Как описать, насколько подавила меня глубина ее умопомешательства? Моя собственная пассивность, отречение и следствием всего – чувство вины?
Я отвернулась к иллюминатору. Остров за нами поглощала тьма. Водное пространство казалось бескрайним, мерцающим, словно подсвеченным снизу. Я уставилась на короткий луч носового прожектора, который, как игла, прошивал волны, и внезапно подумала о морской богине, русалке Седне, про которую мать вычитала в библиотечной книге отца Доминика. Седне отрубили десять пальцев. Десять.
И тогда все ужасные события встали на свои места.
Мать не остановится, пока не отрежет все пальцы до единого.
Она состязалась с блудницей-святой Эудорией, отрубив один палец и посадив его, а затем, когда это не принесло облегчения, обратилась к Седне, чьи пальцы превратились в морских существ – резвящихся дельфинов и тюленей, поющих китов, – образовав целый гармоничный мир океана из своей боли и самопожертвования. Десять пальцев, чтобы создать новый мир. Десять. В тот день, когда Уит показал мне книгу про Седну, я прочла о числе «десять» те же слова, которые должна была прочитать мать: «С тех пор десять считается самым священным числом. Пифагорейцы полагали, что оно символизирует возрождение и свершение. Все остальное – производное от десяти».
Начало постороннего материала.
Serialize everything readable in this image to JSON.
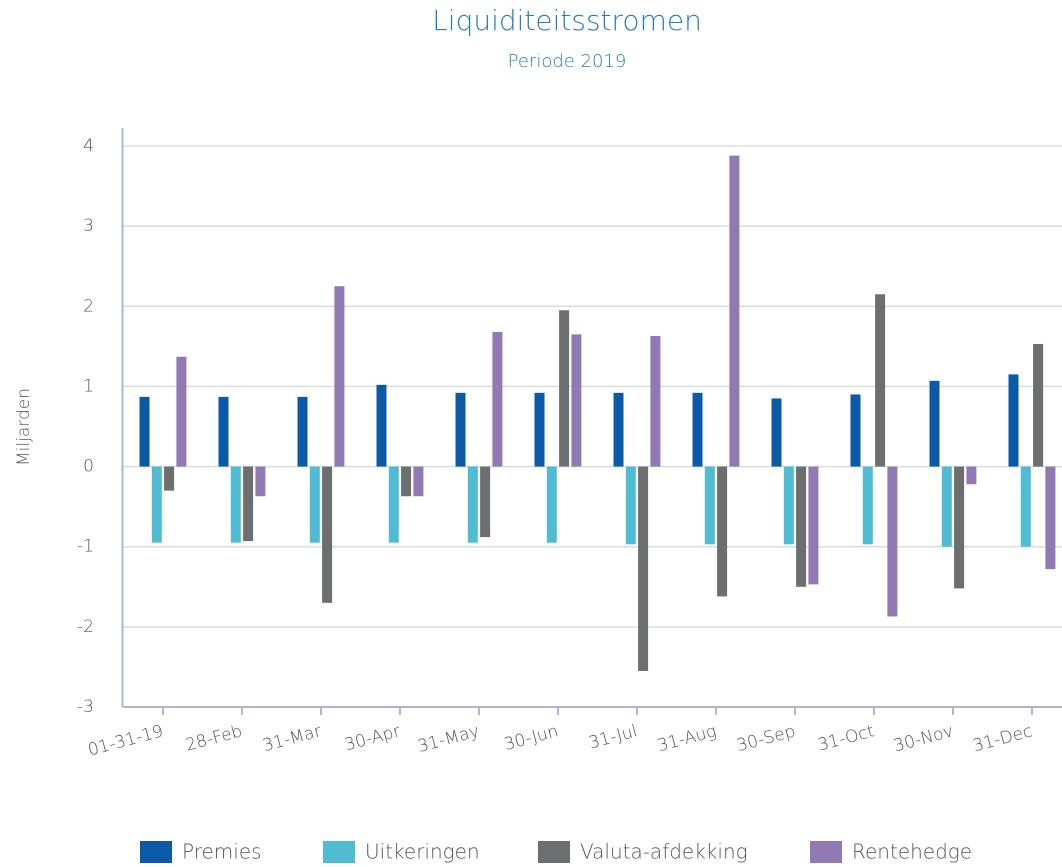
{
  "chart_data": {
    "type": "bar",
    "title": "Liquiditeitsstromen",
    "subtitle": "Periode 2019",
    "y_label": "Miljarden",
    "categories": [
      "01-31-19",
      "28-Feb",
      "31-Mar",
      "30-Apr",
      "31-May",
      "30-Jun",
      "31-Jul",
      "31-Aug",
      "30-Sep",
      "31-Oct",
      "30-Nov",
      "31-Dec"
    ],
    "series": [
      {
        "name": "Premies",
        "color": "#0a5aa8",
        "values": [
          0.87,
          0.87,
          0.87,
          1.02,
          0.92,
          0.92,
          0.92,
          0.92,
          0.85,
          0.9,
          1.07,
          1.15
        ]
      },
      {
        "name": "Uitkeringen",
        "color": "#4fbcd3",
        "values": [
          -0.95,
          -0.95,
          -0.95,
          -0.95,
          -0.95,
          -0.95,
          -0.97,
          -0.97,
          -0.97,
          -0.97,
          -1.0,
          -1.0
        ]
      },
      {
        "name": "Valuta-afdekking",
        "color": "#6d6e70",
        "values": [
          -0.3,
          -0.93,
          -1.7,
          -0.37,
          -0.88,
          1.95,
          -2.55,
          -1.62,
          -1.5,
          2.15,
          -1.52,
          1.53
        ]
      },
      {
        "name": "Rentehedge",
        "color": "#9179b3",
        "values": [
          1.37,
          -0.37,
          2.25,
          -0.37,
          1.68,
          1.65,
          1.63,
          3.88,
          -1.47,
          -1.87,
          -0.22,
          -1.28
        ]
      }
    ],
    "ylim": [
      -3,
      4
    ],
    "yticks": [
      -3,
      -2,
      -1,
      0,
      1,
      2,
      3,
      4
    ],
    "grid": true,
    "legend": "bottom"
  }
}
Как я могла этого не увидеть? То, как мать взяла простую историю, миф, число, иначе говоря – символы, и извращенно превратила их в нечто определенно материальное? Как я недооценила ее отчаяние от того, что мир уже никогда не станет таким, каким был до смерти отца? Поющий мир, в котором мы жили у моря.
Глава тридцатая
Когда Хью шел через парковку перед больницей Ист-Купер, я следила за ним из окна приемной на третьем этаже, где мы с Кэт устроились с раннего утра. Даже оттуда я заметила, что лицо у него загорелое, и поняла, что он снова работал на заднем дворе. Сталкиваясь с какой-нибудь потерей, Хью доставал старый ручной культиватор, принадлежавший его отцу, и доводил себя до изнеможения физической работой, вспахивая большие участки двора. Иногда он после этого даже ничего не сажал там; главной целью, похоже, было просто перевернуть землю. После смерти его отца я видела скорбно согбенную фигуру Хью, так стоически и неутомимо двигавшуюся в ранних летних сумерках, что больно было смотреть. Большая часть двух акров, окружавших дом, превратилась в голую землю, покрытую свежими ранами. Однажды я видела, как он подобрал горсть только что вспаханной земли и, закрыв глаза, понюхал ее.
Я позвонила ему в шесть утра. К тому времени уже рассвело, но грозная темнота и тишина, царившие в больнице всю ночь, еще не рассеялись. Набирая номер, я чувствовала, что ошеломлена тем, как искусно и с каким проворством мать успела отгородиться от всех и вся. Сказать по правде, я потерпела полное поражение. Я знала, что Хью поймет это и мне ничего не придется объяснять. Услышав его голос, я разрыдалась – это были слезы, которые я сдерживала еще на пароме.
– Я должна взять над ней опеку, – сказала я, стараясь держать себя в руках. – Дежурный хирург, зашивавший руку матери, сделал все довольно чисто.
– Я предлагаю тебе на этот раз самой позаботиться о психиатре и оформить опекунство; – Голос Хью прозвучал не зло, но с акцентом на «этот раз». – Или ты хочешь, чтобы приехал я?
– У меня одной не получится, – ответила я. – Здесь Кэт, но… приезжай, пожалуйста.
Он добрался за рекордно короткое время. Я посмотрела на стенные часы. Было всего лишь начало второго.
На нем была трикотажная футболка, терракотовая, которая мне так нравилась, отутюженные брюки защитного цвета и мокасины на шнурках. Он хорошо выглядел, был все таким же мужественно красивым, сиял, и волосы у него были подстрижены короче, чем когда-либо за последние годы. Я, напротив, выглядела женщиной, которую показывают в теленовостях бродящей среди развалин своего дома, разрушенного стихийным бедствием.
Мне нужно было срочно причесаться, срочно почистить зубы и что-нибудь сделать с лицом, потому что под глазами от недосыпа залегли сине-черные мешки. На мне были серые спортивные брюки и белая футболка, в которой я спала. Мне пришлось смывать с них кровь матери в уборной для посетителей. Но самое поразительное – я была босиком, отчего чувствовала себя крайне неловко. Как я могла забыть про туфли? Помню, как на пароме я изумилась, увидев свои босые ноги. Больничная сестра дала мне пару дешевых махровых шлепанцев в полиэтиленовом пакете.